口にはしてないがこちらの視線で楓にも伝わったようだ。伝わった途端、楓はこちらと目を逸らし俯いた。
やってしまった、と思いながらも。それでいい、と対極のことも思ってしまった。彼女ーー
助けを最初から求めて解決するのではなく、自らの力で解決に向かう。その自らの力の中で行き詰まった時、助けを求める仲間を楓はまだ持っていない。
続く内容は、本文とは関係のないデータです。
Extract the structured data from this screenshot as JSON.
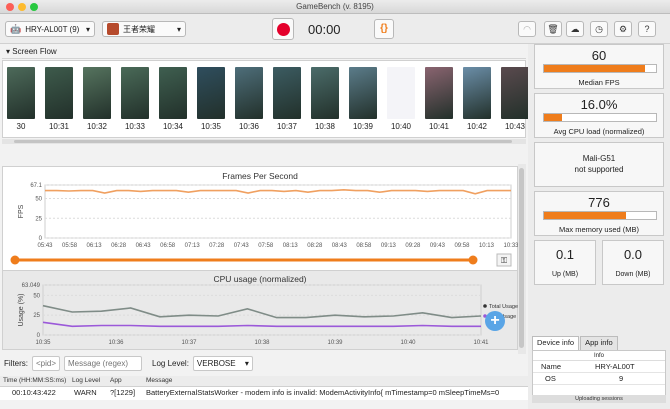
{
  "window": {
    "title": "GameBench (v. 8195)"
  },
  "toolbar": {
    "device": "HRY-AL00T (9)",
    "app": "王者荣耀",
    "timer": "00:00",
    "brace_label": "{}"
  },
  "screen_flow": {
    "label": "Screen Flow",
    "times": [
      "30",
      "10:31",
      "10:32",
      "10:33",
      "10:34",
      "10:35",
      "10:36",
      "10:37",
      "10:38",
      "10:39",
      "10:40",
      "10:41",
      "10:42",
      "10:43"
    ]
  },
  "fps_chart": {
    "title": "Frames Per Second",
    "ylabel": "FPS"
  },
  "cpu_chart": {
    "title": "CPU usage (normalized)",
    "ylabel": "Usage (%)",
    "legend_total": "Total Usage",
    "legend_app": "App Usage"
  },
  "chart_data": [
    {
      "type": "line",
      "title": "Frames Per Second",
      "ylabel": "FPS",
      "x_ticks": [
        "05:43",
        "05:58",
        "06:13",
        "06:28",
        "06:43",
        "06:58",
        "07:13",
        "07:28",
        "07:43",
        "07:58",
        "08:13",
        "08:28",
        "08:43",
        "08:58",
        "09:13",
        "09:28",
        "09:43",
        "09:58",
        "10:13",
        "10:33"
      ],
      "y_ticks": [
        "67.1",
        "50",
        "25",
        "0"
      ],
      "ylim": [
        0,
        67.1
      ],
      "series": [
        {
          "name": "FPS",
          "color": "#f0a060",
          "values": [
            60,
            60,
            59.5,
            60,
            60,
            57,
            60,
            60,
            59,
            60,
            60,
            60,
            58,
            60,
            60,
            60,
            60,
            57,
            60,
            60,
            59,
            60,
            58,
            60,
            60,
            61,
            60,
            60,
            58,
            60,
            60,
            60,
            59,
            60,
            60,
            60,
            56,
            60,
            60,
            60
          ]
        }
      ]
    },
    {
      "type": "line",
      "title": "CPU usage (normalized)",
      "ylabel": "Usage (%)",
      "x_ticks": [
        "10:35",
        "10:36",
        "10:37",
        "10:38",
        "10:39",
        "10:40",
        "10:41"
      ],
      "y_ticks": [
        "63.049",
        "50",
        "25",
        "0"
      ],
      "ylim": [
        0,
        63.049
      ],
      "series": [
        {
          "name": "Total Usage",
          "color": "#7f8c87",
          "values": [
            37,
            29,
            30,
            34,
            23,
            25,
            24,
            33,
            22,
            22,
            25,
            23,
            24,
            28,
            22,
            24
          ]
        },
        {
          "name": "App Usage",
          "color": "#9b59d9",
          "values": [
            16,
            11,
            12,
            12,
            11,
            11,
            11,
            12,
            11,
            11,
            11,
            11,
            11,
            12,
            11,
            11
          ]
        }
      ]
    }
  ],
  "filters": {
    "label": "Filters:",
    "pid_placeholder": "<pid>",
    "msg_placeholder": "Message (regex)",
    "loglevel_label": "Log Level:",
    "loglevel_value": "VERBOSE"
  },
  "log": {
    "columns": [
      "Time (HH:MM:SS:ms)",
      "Log Level",
      "App",
      "Message"
    ],
    "rows": [
      [
        "00:10:43:422",
        "WARN",
        "?[1229]",
        "BatteryExternalStatsWorker - modem info is invalid: ModemActivityInfo{ mTimestamp=0 mSleepTimeMs=0"
      ]
    ]
  },
  "metrics": {
    "median_fps": {
      "value": "60",
      "label": "Median FPS",
      "fill": 0.9
    },
    "cpu_load": {
      "value": "16.0%",
      "label": "Avg CPU load (normalized)",
      "fill": 0.16
    },
    "gpu": {
      "line1": "Mali-G51",
      "line2": "not supported"
    },
    "memory": {
      "value": "776",
      "label": "Max memory used (MB)",
      "fill": 0.73
    },
    "up": {
      "value": "0.1",
      "label": "Up (MB)"
    },
    "down": {
      "value": "0.0",
      "label": "Down (MB)"
    }
  },
  "device_info": {
    "tabs": [
      "Device info",
      "App info"
    ],
    "header": "Info",
    "rows": [
      [
        "Name",
        "HRY-AL00T"
      ],
      [
        "OS",
        "9"
      ]
    ],
    "upload": "Uploading sessions"
  },
  "colors": {
    "accent": "#ef7d1c",
    "record": "#e4002b"
  }
}
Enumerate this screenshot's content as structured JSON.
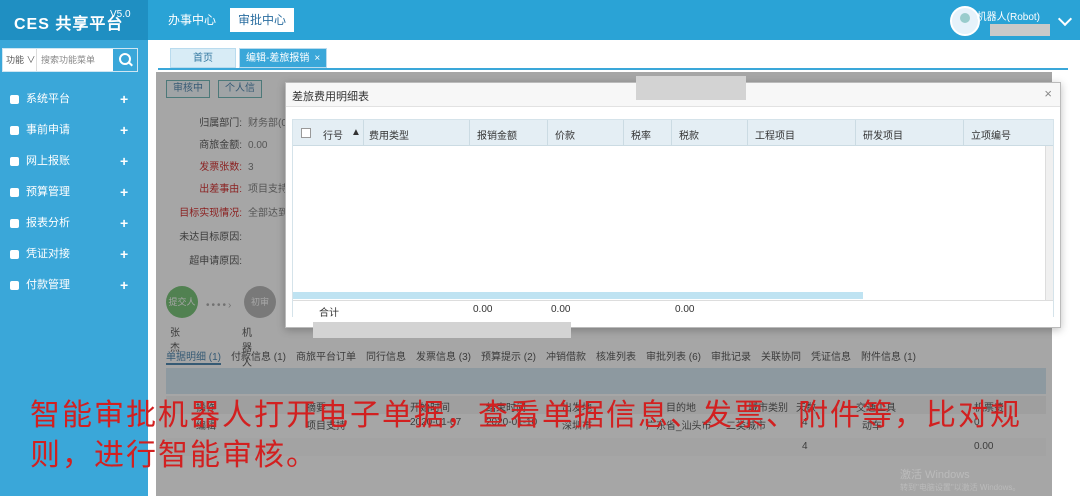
{
  "app": {
    "logo_name": "CES 共享平台",
    "version": "V5.0",
    "top_nav": [
      "办事中心",
      "审批中心"
    ],
    "user_name": "机器人(Robot)"
  },
  "sidebar": {
    "search_select": "功能 ∨",
    "search_placeholder": "搜索功能菜单",
    "items": [
      {
        "label": "系统平台"
      },
      {
        "label": "事前申请"
      },
      {
        "label": "网上报账"
      },
      {
        "label": "预算管理"
      },
      {
        "label": "报表分析"
      },
      {
        "label": "凭证对接"
      },
      {
        "label": "付款管理"
      }
    ]
  },
  "tabs": {
    "home": "首页",
    "edit": "编辑-差旅报销",
    "close": "×"
  },
  "toolbar": {
    "review": "审核中",
    "personal": "个人信"
  },
  "form": {
    "dept_label": "归属部门:",
    "dept_value": "财务部(0",
    "amount_label": "商旅金额:",
    "amount_value": "0.00",
    "invoice_label": "发票张数:",
    "invoice_value": "3",
    "reason_label": "出差事由:",
    "reason_value": "项目支持",
    "target_label": "目标实现情况:",
    "target_value": "全部达到",
    "unmet_label": "未达目标原因:",
    "over_label": "超申请原因:"
  },
  "flow": {
    "node1": "提交人",
    "node1_name": "张杰",
    "node2": "初审",
    "node2_name": "机器人"
  },
  "subtabs": [
    "单据明细 (1)",
    "付款信息 (1)",
    "商旅平台订单",
    "同行信息",
    "发票信息 (3)",
    "预算提示 (2)",
    "冲销借款",
    "核准列表",
    "审批列表 (6)",
    "审批记录",
    "关联协同",
    "凭证信息",
    "附件信息 (1)"
  ],
  "detail_table": {
    "headers": [
      "操作",
      "摘要",
      "开始时间",
      "结束时间",
      "出发地",
      "目的地",
      "城市类别",
      "天数",
      "交通工具",
      "机票费"
    ],
    "row": [
      "编辑",
      "项目支持",
      "2020-01-07",
      "2020-01-10",
      "深圳市",
      "广东省_汕头市",
      "二类城市",
      "4",
      "动车",
      "0"
    ],
    "total_days": "4",
    "total_fee": "0.00"
  },
  "modal": {
    "title": "差旅费用明细表",
    "close": "×",
    "columns": [
      "行号",
      "费用类型",
      "报销金额",
      "价款",
      "税率",
      "税款",
      "工程项目",
      "研发项目",
      "立项编号"
    ],
    "footer_label": "合计",
    "footer_values": [
      "0.00",
      "0.00",
      "0.00"
    ]
  },
  "caption": "智能审批机器人打开电子单据，查看单据信息、发票、附件等，比对规则，进行智能审核。",
  "watermark": "激活 Windows",
  "watermark_sub": "转到\"电脑设置\"以激活 Windows。"
}
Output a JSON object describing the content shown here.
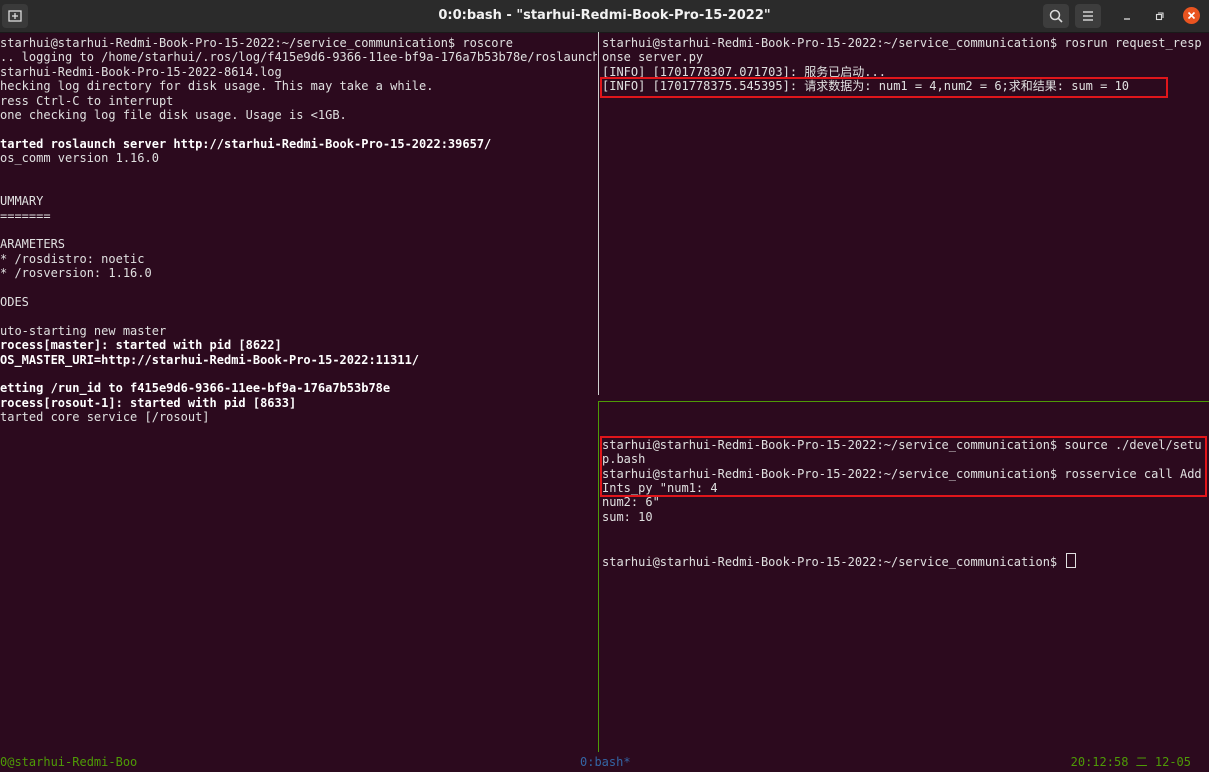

先輩であり、ラジオ部の部長の実登里は楓の仲間だがそれも後少し。だから本当の《友達》というものを見つけ、探してほしい。それが実登里の答えであり、願いなのだ。
「可愛い、って言われたでしょ?」
「え、だ、誰にですか?」
楓が少し慌てているのを見て確信した。
「分かってるくせに。言ってほしいの? 鹿代だよ、鹿代」
「か、かか、かわいいなんて言われてませんっ! そ、そんなの私の機嫌を良くしようとして今、部長が言っただけでしょ?」
言われたな、と思いながら必死に笑いを堪える。そして思い付く。
「そうだよ。機嫌を良くしようとして言ったの。鹿代はね。楓ちゃんに」
「そ、そうですよね。そんなの最初からーーはい? 部長、今なんと?」
「だから、楓ちゃんに機嫌を直してもらうために、鹿代は思いもしないことを口にしたの」
「あ、ああ! あああ! アイツッ!」
おっ、火が入った。
······航流、ごめんね。犠牲になって。
と、心の中で謝る。航流に対して新たな怒りを覚えた楓を見ると、握り拳を作って、
「部長、今日はこれで!」
去った。
明日が楽しみ、とニヤニヤしながら楓の後を追うように実登里も帰路を歩いていった。